Sekali Lagi aku Harus Belajar Menjadi Orang Tua yang Bijak


Beberapa bulan ini aku memang sedang melewati masa masa kritis anakku sulung dalam melewati masa pencarian jati dirinya. Wah betul  dech menguras segala emosi, fikiran dan air mataku sebagai perempuan ! Tetap saja aku seorang ibu yang punya hati terdalam merasakan kesedihan karena dia yang kulahirkan dan kubesarkan dengan agama dan kasih sayang serta harapan menjadi contoh dan pembuka jalan yang baik untuk adik adiknya. 

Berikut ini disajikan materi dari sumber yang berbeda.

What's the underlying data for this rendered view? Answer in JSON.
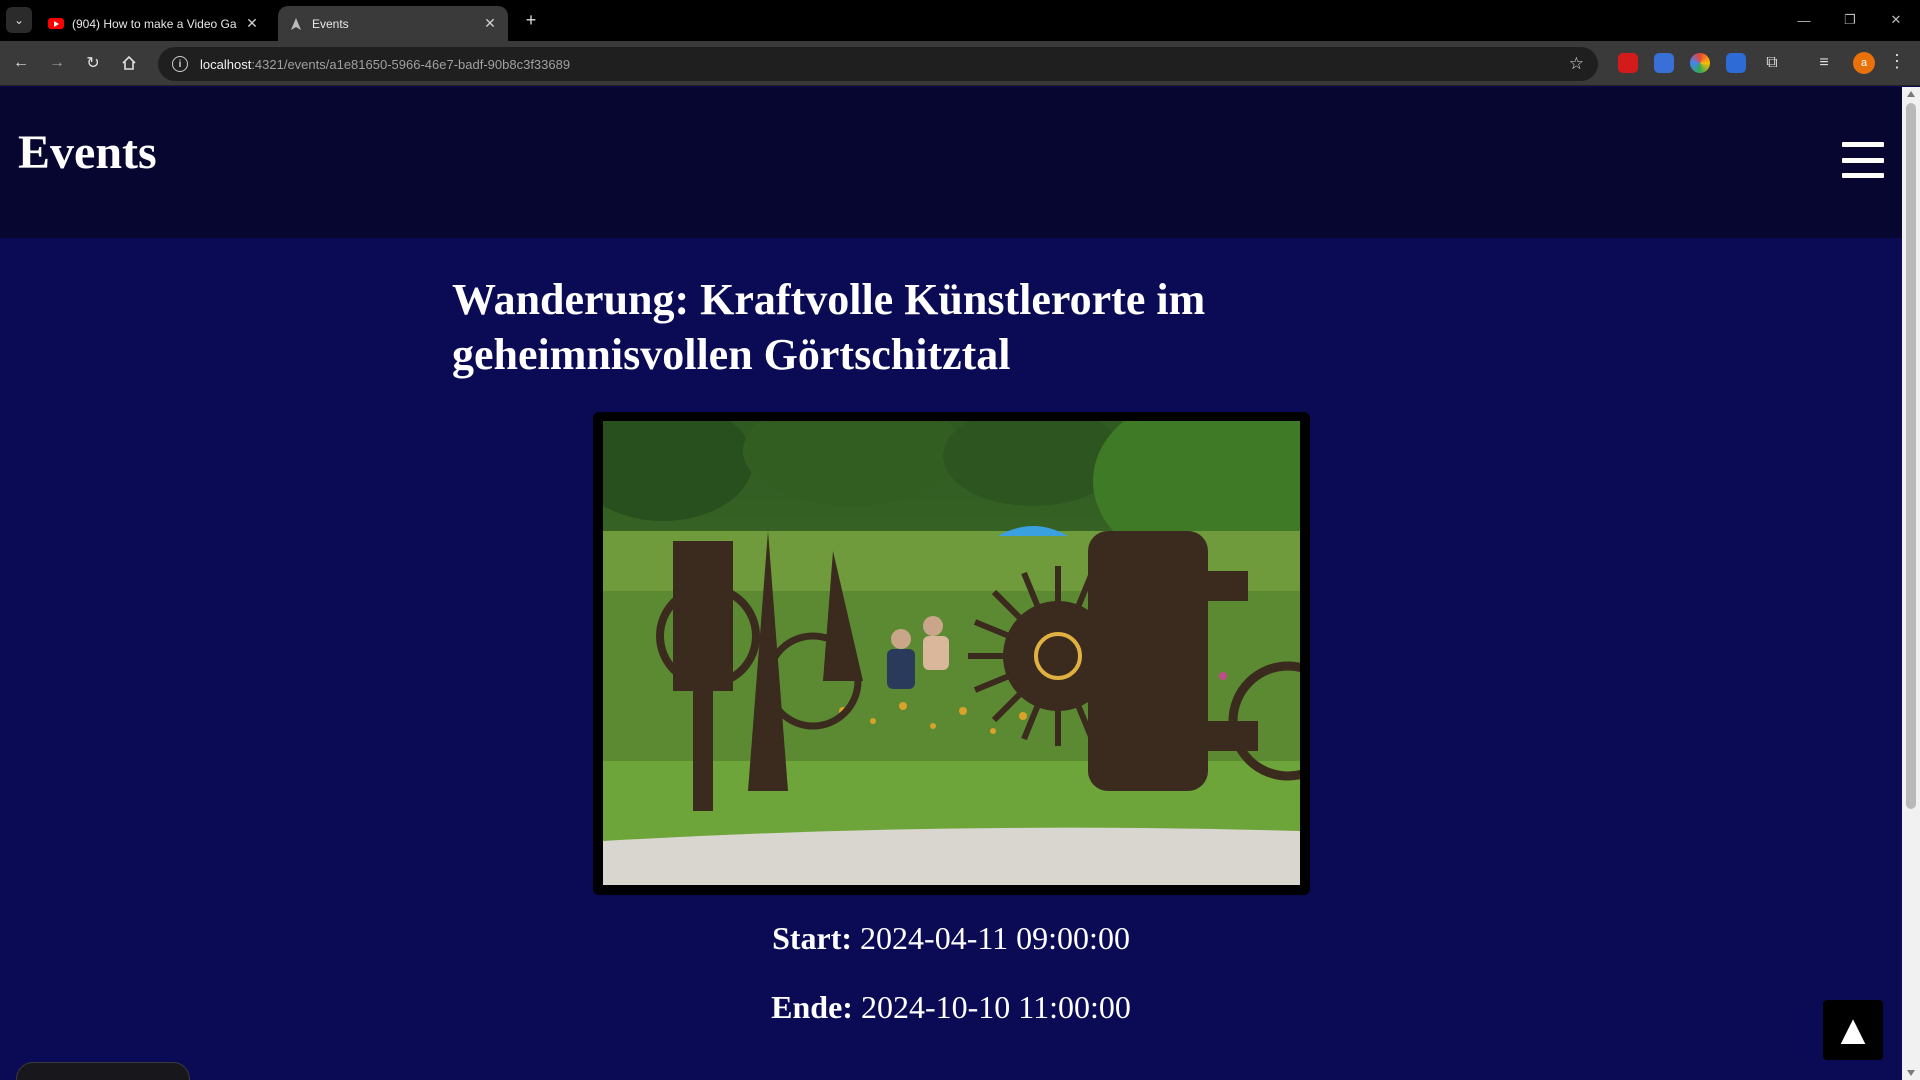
{
  "browser": {
    "tabs": [
      {
        "title": "(904) How to make a Video Ga",
        "favicon": "youtube-icon",
        "active": false
      },
      {
        "title": "Events",
        "favicon": "page-icon",
        "active": true
      }
    ],
    "url": {
      "host": "localhost",
      "path": ":4321/events/a1e81650-5966-46e7-badf-90b8c3f33689"
    },
    "profile_initial": "a"
  },
  "site": {
    "title": "Events"
  },
  "event": {
    "title": "Wanderung: Kraftvolle Künstlerorte im geheimnisvollen Görtschitztal",
    "start_label": "Start:",
    "start_value": "2024-04-11 09:00:00",
    "end_label": "Ende:",
    "end_value": "2024-10-10 11:00:00"
  },
  "scroll_top_glyph": "▲",
  "colors": {
    "page_bg": "#0a0a55",
    "header_bg": "#060631",
    "text": "#ffffff"
  }
}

Padanyalah kuletakkan dan kusandarkan segala harapan dunia akhirat. Aku ingat sekali berkali kali kukatakan padanya " abang, adik itu gimana abangnya. Abangnya baik, adik juga baik. Abangnya jelek adik juga mencontoh jelek kataku yang selalu tak pernah bosan kuulang ulang dari tahun ketahun seperti simfoni merdu yang asyik dan wajib kunyanyikan . Terkadang aku sering ingin mengulang  masa masa manis bersamanya saat dia masih menjadi anak manis, santun, dan selalu menjadi yang terbaik untuk kami keluarganya. Kami selalu bangga akan dia, begitu juga tante dan om-omnya, sepupunya,
 Sejak kecil kami sudah membiasakannya untuk berdiskusi apapun permasalahannya. Tapi sejak diakhir kelas 2 SMA mulai banyak perubahan padanya. Masuk kelas 3 lebih lagi, awalnya lumayan kami masih sering sholat berjamaah dan bila maghrib membaca alquran. Namun menjelang semester 2 kelas 3 SMA seakan akan ia ingin menunjukkan bahwa aku sudah gede loh, aku sudah baligh loh! Segala sikap nya mulai membuat keluarga kesal terutama kesukaannya akan nge-band. Dan itu membuatnya kerap pulang malam. Baginya musik adalah segala-galanya

Aku hampir menangis saat menjelang UN memintanya untuk lebih konsen trasi dan mengurangi keluar malamnya dan itu dituruti olehnya dengan segala syarat . Ayahnya yang  sakit sejak 6 bulan lalu dan tak bisa lagi memimpin sholat berjamaah lagi hanya bisa geleng geleng kepala tak mampu berkata apa apa dan sulung pun untuk memimpin tak mau dengan seribu alasan. Sehingga tak ada lagi arena kami berdiskusi atau membahas masalah. Dan dia juga cenderung segera pergi setelah sholat bila adiknya yang menjadi imam .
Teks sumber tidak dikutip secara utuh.